AVANT-PROPOS

Mesdames, Messieurs,

Voici près de dix ans que les pouvoirs adjudicateurs disposent d'un nouveau montage contractuel : le contrat de partenariat.

Introduit dans notre droit, dans le cadre d'une ordonnance 1 ( * ) et donc d'un débat parlementaire notoirement écourté, le contrat de partenariat s'est ajouté à plusieurs instruments juridiques existants qui ont pour particularité de lier contractuellement un « prescripteur » public et un « prestataire » privé, entraînant un transfert important de charges et de risques de la personne publique vers son partenaire privé et, en retour, des incertitudes et des risques financiers non négligeables pour le « prescripteur ». Depuis sa création, le contrat de partenariat, communément appelé « partenariat public-privé » ou « PPP », a suscité de vifs débats opposant ses adeptes et ses pourfendeurs.

Vos rapporteurs ont souhaité, au terme de cette décennie, mesurer les effets de ces nouveaux contrats afin d'en appréhender le plus objectivement possible les avantages mais aussi les inconvénients et risques qu'il induit. Plusieurs rapports ont déjà exploré ces questions, qu'ils émanent de la Cour des comptes, du conseil général de l'environnement et du développement durable ou de l'inspection générale des finances, dernier rapport d'ensemble sur le sujet que M. Pierre Moscovici, alors ministre de l'économie et des finances, a transmis à vos rapporteurs.

Sans revenir sur un travail largement effectué par ces rapports, vos rapporteurs ont choisi de se concentrer sur les grands enjeux que présentent les contrats de partenariat. Ils ont voulu répondre à cette question fondamentale : compte tenu des risques qu'ils peuvent présenter, les contrats de partenariat sont-ils pour les personnes publiques qui en ont conclus une bombe à retardement ?

Même si les contrats de partenariat ne représenteraient, selon les rares études disponibles, que 5 % du PIB en France, leur impact sur les finances publiques est inquiétant, surtout dans un contexte de raréfaction de la ressource budgétaire.

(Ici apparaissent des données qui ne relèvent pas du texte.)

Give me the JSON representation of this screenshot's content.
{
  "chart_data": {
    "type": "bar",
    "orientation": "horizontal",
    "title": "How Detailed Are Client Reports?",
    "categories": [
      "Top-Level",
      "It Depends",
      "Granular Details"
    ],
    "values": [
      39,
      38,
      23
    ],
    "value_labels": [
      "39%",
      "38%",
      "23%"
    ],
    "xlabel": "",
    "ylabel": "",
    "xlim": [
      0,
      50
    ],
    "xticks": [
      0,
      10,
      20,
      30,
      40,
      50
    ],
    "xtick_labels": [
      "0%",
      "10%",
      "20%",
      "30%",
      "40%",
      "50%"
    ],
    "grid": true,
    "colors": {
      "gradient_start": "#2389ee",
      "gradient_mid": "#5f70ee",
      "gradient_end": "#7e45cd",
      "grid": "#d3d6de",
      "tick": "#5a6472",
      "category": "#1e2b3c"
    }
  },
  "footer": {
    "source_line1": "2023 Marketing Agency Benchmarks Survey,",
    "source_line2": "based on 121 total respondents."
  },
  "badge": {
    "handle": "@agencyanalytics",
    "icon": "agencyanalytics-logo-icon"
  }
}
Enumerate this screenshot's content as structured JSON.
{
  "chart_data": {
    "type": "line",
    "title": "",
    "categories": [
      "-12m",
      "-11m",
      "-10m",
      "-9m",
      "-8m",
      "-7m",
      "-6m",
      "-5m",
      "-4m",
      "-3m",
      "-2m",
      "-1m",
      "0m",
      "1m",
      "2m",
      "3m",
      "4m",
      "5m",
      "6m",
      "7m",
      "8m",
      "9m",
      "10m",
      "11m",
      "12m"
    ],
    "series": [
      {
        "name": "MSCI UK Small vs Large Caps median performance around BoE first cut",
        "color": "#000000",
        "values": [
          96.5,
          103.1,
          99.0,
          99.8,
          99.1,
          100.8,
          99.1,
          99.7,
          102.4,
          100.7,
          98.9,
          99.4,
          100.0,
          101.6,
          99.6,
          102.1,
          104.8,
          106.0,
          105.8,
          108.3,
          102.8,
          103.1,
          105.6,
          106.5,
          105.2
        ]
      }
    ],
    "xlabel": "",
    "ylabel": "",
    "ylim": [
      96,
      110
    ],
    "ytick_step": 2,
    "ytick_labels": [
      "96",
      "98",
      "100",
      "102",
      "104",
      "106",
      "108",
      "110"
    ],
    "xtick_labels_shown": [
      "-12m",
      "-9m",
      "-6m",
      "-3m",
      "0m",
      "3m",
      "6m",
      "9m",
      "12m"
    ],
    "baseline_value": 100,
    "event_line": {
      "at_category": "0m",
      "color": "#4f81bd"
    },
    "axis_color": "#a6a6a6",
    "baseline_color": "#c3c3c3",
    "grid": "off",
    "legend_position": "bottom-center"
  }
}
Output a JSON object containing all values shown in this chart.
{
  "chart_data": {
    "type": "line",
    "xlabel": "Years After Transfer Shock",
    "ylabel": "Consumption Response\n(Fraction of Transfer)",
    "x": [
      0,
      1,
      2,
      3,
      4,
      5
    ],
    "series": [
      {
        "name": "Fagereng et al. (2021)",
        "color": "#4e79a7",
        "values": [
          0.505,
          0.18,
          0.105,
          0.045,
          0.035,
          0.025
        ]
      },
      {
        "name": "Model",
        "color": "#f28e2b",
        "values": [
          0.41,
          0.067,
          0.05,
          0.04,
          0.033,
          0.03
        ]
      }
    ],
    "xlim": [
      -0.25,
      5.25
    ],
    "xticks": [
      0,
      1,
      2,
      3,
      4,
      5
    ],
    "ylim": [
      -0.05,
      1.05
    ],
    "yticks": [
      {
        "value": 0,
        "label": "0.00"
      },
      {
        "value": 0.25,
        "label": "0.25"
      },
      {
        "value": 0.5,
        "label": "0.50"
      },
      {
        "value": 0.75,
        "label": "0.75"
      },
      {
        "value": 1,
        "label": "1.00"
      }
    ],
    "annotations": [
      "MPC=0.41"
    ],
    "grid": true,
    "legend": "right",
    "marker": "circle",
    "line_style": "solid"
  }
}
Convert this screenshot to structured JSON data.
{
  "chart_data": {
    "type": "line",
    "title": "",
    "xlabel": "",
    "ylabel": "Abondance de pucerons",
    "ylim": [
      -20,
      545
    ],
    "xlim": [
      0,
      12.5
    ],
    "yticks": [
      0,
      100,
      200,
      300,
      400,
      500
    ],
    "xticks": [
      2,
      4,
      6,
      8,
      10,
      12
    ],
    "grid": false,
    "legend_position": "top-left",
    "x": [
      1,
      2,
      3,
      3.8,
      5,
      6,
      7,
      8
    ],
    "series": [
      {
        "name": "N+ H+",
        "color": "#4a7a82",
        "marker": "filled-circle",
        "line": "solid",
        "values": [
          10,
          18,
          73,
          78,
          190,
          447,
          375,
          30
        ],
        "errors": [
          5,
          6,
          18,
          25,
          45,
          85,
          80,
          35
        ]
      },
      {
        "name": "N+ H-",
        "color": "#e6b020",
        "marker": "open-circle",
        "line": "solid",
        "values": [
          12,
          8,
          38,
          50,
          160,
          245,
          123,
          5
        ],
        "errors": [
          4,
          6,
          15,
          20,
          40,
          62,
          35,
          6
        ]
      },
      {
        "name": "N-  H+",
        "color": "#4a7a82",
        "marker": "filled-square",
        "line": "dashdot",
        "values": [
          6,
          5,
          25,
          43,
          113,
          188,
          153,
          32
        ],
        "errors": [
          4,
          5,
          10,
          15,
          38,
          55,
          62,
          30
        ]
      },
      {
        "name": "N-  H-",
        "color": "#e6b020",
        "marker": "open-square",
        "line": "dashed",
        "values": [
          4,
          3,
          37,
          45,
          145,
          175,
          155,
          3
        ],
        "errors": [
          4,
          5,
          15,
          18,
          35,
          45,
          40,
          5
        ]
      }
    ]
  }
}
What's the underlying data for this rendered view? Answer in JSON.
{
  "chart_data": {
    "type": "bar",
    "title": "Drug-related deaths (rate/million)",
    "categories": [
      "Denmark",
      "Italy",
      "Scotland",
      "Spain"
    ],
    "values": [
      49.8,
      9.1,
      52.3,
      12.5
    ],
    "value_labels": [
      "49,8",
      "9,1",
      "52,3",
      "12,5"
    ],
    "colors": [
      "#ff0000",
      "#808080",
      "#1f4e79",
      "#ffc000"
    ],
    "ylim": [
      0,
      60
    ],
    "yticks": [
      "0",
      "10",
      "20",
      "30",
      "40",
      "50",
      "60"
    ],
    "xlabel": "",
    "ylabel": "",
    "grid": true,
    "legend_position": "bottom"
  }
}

Vos rapporteurs se sont parallèlement attachés à examiner ces contrats sous l'angle de leurs utilisateurs directs - les pouvoirs adjudicateurs et les partenaires privés - mais aussi des petites et moyennes entreprises qui, sans être partie à ce contrat, en subissent les effets indirects, soit par leur éviction, soit par leur participation à leur exécution comme sous-traitant.

Ce bilan serein est d'autant plus nécessaire que le recours aux contrats de partenariat s'est accéléré. Selon les estimations de l'institut pour la gestion déléguée (IGD), 156 contrats de partenariat ont été attribués entre 2004 et mi-2012, pour un montant de 34 milliards d'euros hors taxe. Précisons que sur ces 156 contrats, 124 d'entre eux ont été conclus par les collectivités territoriales.

Ajoutons qu'en prévision de la transposition des deux directives européennes du 26 février 2014 visant à réformer les procédures de passation des marchés publics, le Gouvernement a fait part de son intention de rationaliser les règles relatives aux différents partenariats public-privé, ouvrant la voie à des modifications des règles relatives aux contrats de partenariat. Il a sollicité une habilitation à procéder par ordonnance pour « unifier et rationaliser l'ensemble des règles relatives aux contrats de la commande publique qui sont des marchés publics au sens du droit de l'Union européenne 2 ( * ) , y compris les contrats de partenariat public-privé, notamment en ce qui concerne les conditions de recours à ces contrats et de leur mise en oeuvre » 3 ( * ) .

Ce rapport a l'ambition de contribuer à une discussion parlementaire sur un dossier sur lequel le Parlement n'a pas eu jusqu'à présent l'occasion de se prononcer. À la suite d'une habilitation, les contrats de partenariat ont été créés par une ordonnance dont la ratification implicite n'a pas permis aux assemblées parlementaires de débattre. Le projet de loi de 2008 partait du postulat selon lequel les contrats de partenariat devaient parfois être facilement généralisés - postulat partiellement battu en brèche par la décision du Conseil constitutionnel 4 ( * ) relative à ce projet de loi.

Vos rapporteurs estiment qu'il est plus que temps que le législateur se saisisse à nouveau du dossier. Le but de ce rapport est de contribuer à la nécessaire nouvelle législation sur ces sujets.


* 1 Ordonnance n° 2004-559 du 17 juin 2004 sur les contrats de partenariat.

* 2 Au regard de la législation de l'Union européenne, le contrat de partenariat est un marché public, même si, en droit français, il s'en distingue formellement.

* 3 Article 27 du projet de loi relatif à la simplification de la vie des entreprises, déposé sur le Bureau de l'Assemblée nationale le 25 juin 2014.

* 4 Conseil constitutionnel, 24 juillet 2008, n° 2008-567 DC.